Chaque semaine, on vous invite à lire une nouveauté, un classique ou un livre injustement méconnu.
Drôle d’endroit pour une rencontre : c’est à Constantia en Australie, à l’occasion de la 23ème World Rose Convention, que le narrateur de La douceur, journaliste français dans un magazine d’art de vivre, fait la connaissance d’une consœur allemande aussi vive que charmante. Entre le quinquagénaire un brin cynique et la jeune femme pétrie de bons sentiments, le courant passe. Mais la rencontre la plus importante, au sein de cette manifestation apparemment futile, est celle avec l’organisatrice de l’événement : May de Caux, une Française à l’élégance altière dont la réserve jette un voile sur une longue vie marquée par la tragédie et le poids de l’Histoire.
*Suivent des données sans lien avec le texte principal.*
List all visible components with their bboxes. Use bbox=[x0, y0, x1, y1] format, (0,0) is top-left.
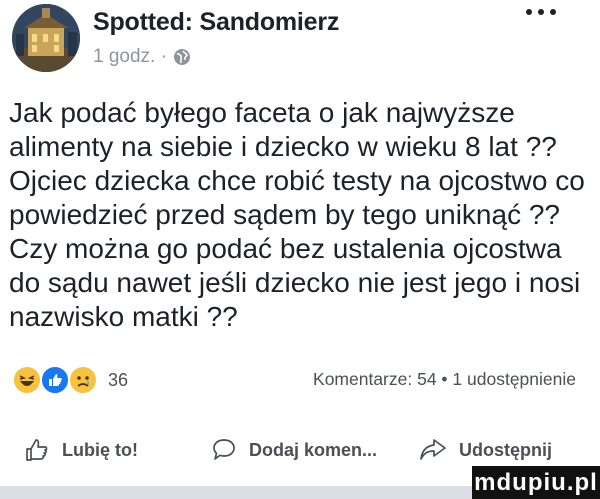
haha-icon bbox=[12, 365, 42, 395]
post-line: nazwisko matki ?? bbox=[9, 301, 238, 332]
action-bar: Lubię to! Dodaj komen... Udostępnij bbox=[0, 430, 600, 470]
page-avatar[interactable] bbox=[12, 4, 80, 72]
comments-shares-stats[interactable]: Komentarze: 54 • 1 udostępnienie bbox=[313, 369, 576, 390]
thumbs-up-icon bbox=[24, 437, 50, 463]
like-icon bbox=[40, 365, 70, 395]
post-line: Czy można go podać bez ustalenia ojcostw… bbox=[9, 233, 562, 264]
reactions-summary[interactable]: 36 bbox=[12, 365, 129, 395]
post-line: do sądu nawet jeśli dziecko nie jest jeg… bbox=[9, 267, 581, 298]
post-line: Ojciec dziecka chce robić testy na ojcos… bbox=[9, 165, 585, 196]
comment-button[interactable]: Dodaj komen... bbox=[211, 430, 377, 470]
site-watermark: mdupiu.pl bbox=[472, 466, 600, 499]
post-line: powiedzieć przed sądem by tego uniknąć ?… bbox=[9, 199, 561, 230]
sad-icon bbox=[68, 365, 98, 395]
speech-bubble-icon bbox=[211, 437, 237, 463]
post-text: Jak podać byłego faceta o jak najwyższe … bbox=[9, 96, 589, 334]
share-arrow-icon bbox=[419, 437, 447, 463]
post-time[interactable]: 1 godz. · bbox=[93, 46, 167, 68]
share-button[interactable]: Udostępnij bbox=[419, 430, 552, 470]
page-name[interactable]: Spotted: Sandomierz bbox=[93, 8, 339, 37]
facebook-post: Spotted: Sandomierz 1 godz. · Jak podać … bbox=[0, 0, 600, 499]
more-dots-icon[interactable] bbox=[526, 2, 556, 22]
post-line: alimenty na siebie i dziecko w wieku 8 l… bbox=[9, 131, 557, 162]
post-line: Jak podać byłego faceta o jak najwyższe bbox=[9, 97, 515, 128]
comment-label: Dodaj komen... bbox=[249, 439, 378, 460]
globe-icon bbox=[173, 48, 191, 66]
like-button[interactable]: Lubię to! bbox=[24, 430, 138, 470]
share-label: Udostępnij bbox=[459, 439, 552, 460]
town-hall-image bbox=[12, 4, 80, 72]
like-label: Lubię to! bbox=[62, 439, 138, 460]
post-meta: 1 godz. · bbox=[93, 45, 191, 69]
reaction-count: 36 bbox=[108, 369, 129, 390]
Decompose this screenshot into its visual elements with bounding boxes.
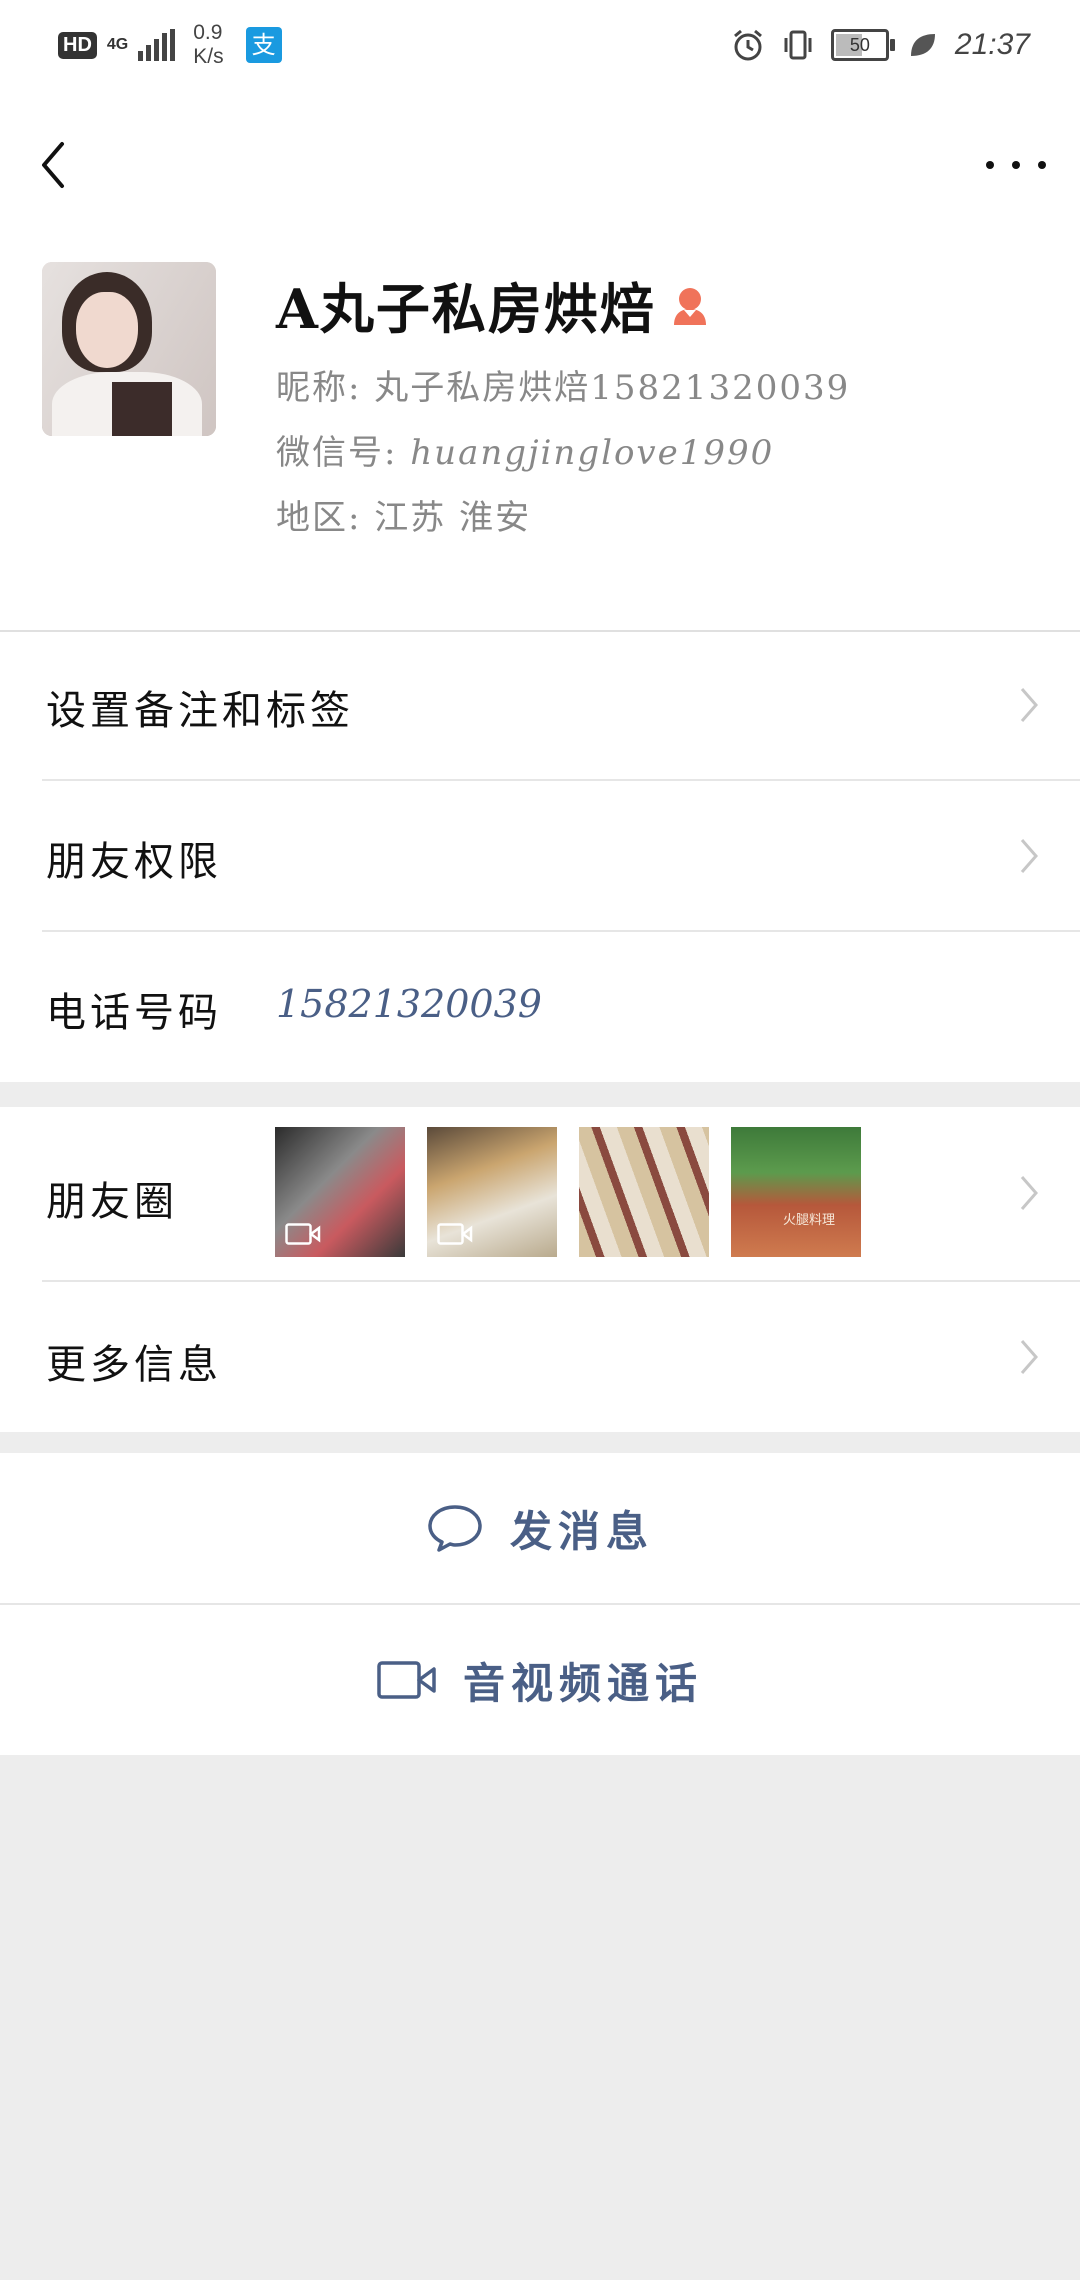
name-row: A丸子私房烘焙 bbox=[276, 265, 710, 344]
send-message-button[interactable]: 发消息 bbox=[0, 1453, 1080, 1603]
moments-thumbnails: 火腿料理 bbox=[275, 1127, 861, 1257]
contact-name: A丸子私房烘焙 bbox=[276, 277, 656, 341]
dot-icon bbox=[1038, 161, 1046, 169]
social-group: 朋友圈 火腿料理 更多信息 bbox=[0, 1107, 1080, 1432]
avatar[interactable] bbox=[42, 262, 216, 436]
chevron-right-icon bbox=[1020, 688, 1038, 722]
status-left: HD 4G 0.9 K/s 支 bbox=[58, 20, 282, 70]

Après L’Article de la mort, La Route du salut (prix des Deux-Magots en 2009), L’Amant noir (prix Jean-Freustié en 2013) et La Grande Epreuve (Grand prix du roman de l’Académie française en 2020), le nouveau roman d’Etienne de Montety, directeur du Figaro littéraire, débute comme une comédie dans laquelle une pointe de satire sociale croise les jeux de la séduction. Puis la « douceur », celle des pétales de rose, révèle peu à peu ses épines, ses cicatrices, ses déracinements, ses boutures.
D’hier à aujourd’hui
Quittant sa vie agréable, confortable, futile et solitaire faite d’horizons lointains et de voyages de presse pour des publi-reportages censés donner du rêve aux lecteurs, le narrateur va découvrir d’autres existences, un autre temps déraisonnable et féroce. L’entrée au Panthéon d’une résistante « ordinaire », Valentine Royer, qui fit passer nombre de réfugiés, résistants ou juifs en zone libre, permet au journaliste de recroiser May de Caux. Ancienne déportée au camp de Ravensbrück pour avoir appartenu à un réseau de la Résistance, celle-ci consent à témoigner auprès du Français et de son amie allemande en vue de la publication d’un livre.
Au gré d’entretiens avec la survivante et de la consultation de ses mémoires intimes se reconstituent les ombres et les lumières d’une existence dont la plongée dans l’enfer concentrationnaire demeure l’expérience fondatrice. Comment survit-on à une telle captivité ? Comment ces « revenants » retrouvent-ils la vie civile ? A quoi bon vouloir partager l’indicible ? Sans pathos ni effets, La douceur retrace une destinée dans ce qu’elle a de singulier et d’universel. Ce roman autour d’un livre en train de se faire réussit à donner chair et voix à la fraternité, au courage, au sens du sacrifice et à l’inextinguible espérance. D’hier à aujourd’hui, l’histoire continue.